05/19/2026
Time once again for the Tuesday Tally!
Week of May 12, 2026 – May 19, 2026
Total Calls: 35
Local Calls: 28 , Interfacility Transfers (IFT): 7
IFT Mileage: 1,120 miles
Hours Out of Service: 29.5 hours
So far in 2026, we are averaging 34 calls a week.
On average, 9 of those 34 calls are IFTs. Weekly, IFTs represent an average of 45 hours out of service and 1,411 miles driven.
Managing this kind of transfer volume safely requires a deliberate focus on personnel health and strict risk mitigation. appropriate topics for Today, Tuesday, May 19: EMS Safety Day.
In a rural service where long-distance interfacility transfers routinely pull our crews out of the county for hours at a time, provider and patient safety is a core component of our daily risk management strategy. Two of our most vital local safeguards for protecting our crews, our patients, and the county’s fleet assets are the fatigue and environmental hazard policies.
The Fatigue policy involves a formula called the fatigue matrix, which acts to monitor and regulate crew exhaustion during high-volume periods.

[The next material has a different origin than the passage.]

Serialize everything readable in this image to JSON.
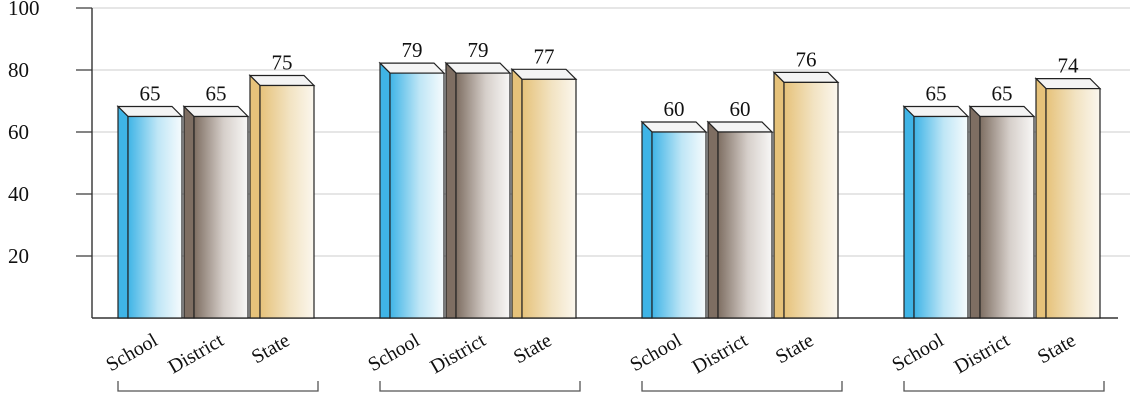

When a crew hits a specific threshold of consecutive hours of high call volume or intensive long-distance transports, the policy is invoked. This triggers mandatory down-time and pulls a crew out of the first-line transfer rotation to guarantee adequate rest before they get behind the wheel again.
The Environmental hazard policy establishes absolute parameters for when our ambulances can and cannot be committed to long-distance regional transfers during adverse conditions (like flash flooding!). We monitor live MoDOT road data and local weather advisories. Under the policy, if regional or arterial roads are designated as completely covered or hazardous, long-distance IFTs are immediately restricted until conditions improve.
These policies actively protect our personnel and our physical assets from increased probability of fatigue-induced error and heightened threats associated with high-risk driving environments.